# Wer hat Lust 'nen Drop zu bauen?



## GoBig (30. August 2005)

Hi. Ich hatte ja vor ner Weile schon mal gefragt wo man hier Drops trainieren kann. Ich hab mir jetzt mal die Parks in Wildbad und Todtnau angeschaut und obwohl die natürlich sehr geil sind, sind die zum dropppen üben nich so top, denn die meisten Sprünge dort sind ja eher Kicker und die größeren Drops in Wildbad *muss* man *gut* landen, denn die sind mitten im Wald zwischen Bäumen und Felsen. Daher dachte ich mir einfach was selber zu bauen. Das hätte auch den Vorteil dass man sich die Fahrt spart. Hat jemand Lust mitzubauen? Und hätte jemand ne Idee für enen guten Platz, mit steiler Landung und viel Auslauf?


----------



## Froschel (30. August 2005)

ein paar Sprünge wurden schon mal am Turmberg bebaut, waren so etwa 6-7. Der Förster fand das ganz und gar nicht lustig, wir haben sie dann (bis auf 3) alle wieder abbauen müssen. Im Raum KA wird man da wohl eher probleme bekommen, es sei denn man hat ein nettes Privatgrundstück für sowas. 



-_-


----------



## MTB-News.de




----------



## GoBig (30. August 2005)

Naja, wenn der Karlsruher Förster so unlustig ist dann geht man halt einfach ein bißchen weiter nach Süden, da gibt's dann eh mehr Hügel und auch mehr Platz. Baden-Badener Gegend z.B., der Wald ist da ja groß genug...


----------



## Buhmuckel (30. August 2005)

Naja,
was auf die Beine stellen wollen ist in diesem schönen Lande nicht so einfach.  
Schau Dir doch mal die "Freeridestrecke" hinter der Realschule Kuppenheim an:
eine satte 15cm Rampe und ein Maulwurfhügel, der einen (mit den 5m Anlauf)ins Gebüsch wirft. Aber ein 2 x 4 Meter grosses Schild, dass hier nur Realschüler fahren dürfen - hat  sicher das doppelte gekostet, als die gesamte Strecke    
Das Radhaus Kastner dagegen hat hinter seiner Halle eine kleine BMX-Strecke gebaut und dort BMX-Rennen für Kiddies und Jugendliche veranstaltet - ist gar nicht so schlecht geworden. Ist aber eben Privatbesitz.  
Wahrscheinlich hat man nur eine Chance auf was dauerhaftes, wenn man sich einen Protagonisten ins Boot holt.
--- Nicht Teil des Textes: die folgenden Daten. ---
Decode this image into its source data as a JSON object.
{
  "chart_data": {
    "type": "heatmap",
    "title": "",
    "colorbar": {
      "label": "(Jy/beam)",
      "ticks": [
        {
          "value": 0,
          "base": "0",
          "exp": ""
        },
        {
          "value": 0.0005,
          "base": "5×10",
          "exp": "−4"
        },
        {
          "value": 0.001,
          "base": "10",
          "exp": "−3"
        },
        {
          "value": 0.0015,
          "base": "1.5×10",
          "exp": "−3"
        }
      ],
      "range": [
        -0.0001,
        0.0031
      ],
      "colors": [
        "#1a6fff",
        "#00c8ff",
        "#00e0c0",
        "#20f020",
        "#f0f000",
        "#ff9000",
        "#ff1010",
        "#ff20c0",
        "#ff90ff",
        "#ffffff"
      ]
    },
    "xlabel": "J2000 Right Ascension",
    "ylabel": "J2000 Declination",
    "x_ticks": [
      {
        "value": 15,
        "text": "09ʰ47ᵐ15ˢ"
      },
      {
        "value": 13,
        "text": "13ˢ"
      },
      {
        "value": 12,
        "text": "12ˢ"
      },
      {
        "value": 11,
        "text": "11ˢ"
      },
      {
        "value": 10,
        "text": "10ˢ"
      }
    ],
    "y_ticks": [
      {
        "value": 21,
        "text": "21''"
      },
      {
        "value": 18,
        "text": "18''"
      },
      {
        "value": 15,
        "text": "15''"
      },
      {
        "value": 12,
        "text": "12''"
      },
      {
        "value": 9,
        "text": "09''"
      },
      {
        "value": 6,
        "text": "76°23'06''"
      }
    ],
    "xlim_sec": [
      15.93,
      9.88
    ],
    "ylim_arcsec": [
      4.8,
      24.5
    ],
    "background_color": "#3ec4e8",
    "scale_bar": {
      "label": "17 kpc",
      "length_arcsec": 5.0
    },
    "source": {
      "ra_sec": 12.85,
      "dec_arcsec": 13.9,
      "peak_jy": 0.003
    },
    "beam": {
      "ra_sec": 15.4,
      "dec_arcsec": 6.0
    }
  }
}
Vielleicht wäre es eine Möglichkeit, die Franzosen im Radhaus Kastner zu fragen, ob man nicht gemeinsam was bauen möchte.
So wie ich die Förster im Kuppenheimer Wald jedenfalls bisher erlebt habe, solltest du nur in kugelsichrer Weste auf eigene Kappe bauen.


----------



## brainfuCc0r (30. August 2005)

Hi
 ich komme aus Kuppenheim und wohne auch oben am Wald...
ein Kumbel und ich der neben mir wohnt wollten evtl. sowas sobald ich mein bike habe im kuppenheimer wald planen da es dort echt total geil ist...
viel bauen braucht man eigentlich nicht man muss sich nur auskennen und es gibt es monströse strecken
aber die vom Kastner wäre ne idee
ein Mitarbeiter von dort meinte mal das er sowas auch vorhat also könnte man dort aufjedenfall fragen
und obwohl ich kein bike habe helfen das zu bauen würde ich aufjedenfall da ich irgendwann sicherlich eins hab 
bzw. das hinter der realschule is eigentlich nichts  finde ich den "kicker" kann man nichmal richtig nutzen da der echt nen bescheuerten platz hat. ich mein die ganze sache is ja auch nur von irgendwelchen 8. klässlern oder sowas als schulprojekt gedacht...mir is nich bekannt das jemand dort wirklich ahnung davon hatte...


----------



## dave (30. August 2005)

hi stefan,

du kannst wie gesagt auch mal boppard anfahren. die drops haben auslauf und es gibt sie in diversen höhen:















insgesamt waren es ende letzten jahres mindestens fünf verschiedene drops. bin zwar seither nicht mehr dort gewesen, aber es werden bestimmt nicht weniger geworden sein. 

cu, dave


----------



## fez (30. August 2005)

Jetzt hupf halt mal am Turmberg runter. Perfekte Anfahrt, perfekter Auslauf, ca, 1,70 hoch.


----------



## GoBig (31. August 2005)

@ Dave: hübsche Bilder, das schau ich mir mal an
@ Fez: mach' ich, sobald ich nach KA fahre wird mein Rad dabei sein 

Ansonsten bin ich mal suchenden Auges durch die Gegend gefahren und habe ein paar kleinere Sachen (bis 2m) gefunden   
Ich werde noch weiter suchen und denke auch noch mehr zu finden, aber trotzdem hätte ich Lust was zu bauen. Da sollte dann allerdings schon so 'nen 5m Sprung 'bei rauskommen. Die Rampe muss dazu ja nicht mal so riesig sein, wenn das Gelände passt geht das ja von ganz allein.
Also, wer Lust und ne Idee hat wo man bauen kann ohne Krach mit den Wald-Sheriffs zu kriegen bitte melden


----------



## fez (31. August 2005)

5m Drop - ja, ich habe schon vom Dave gehört dass du große Pläne hast...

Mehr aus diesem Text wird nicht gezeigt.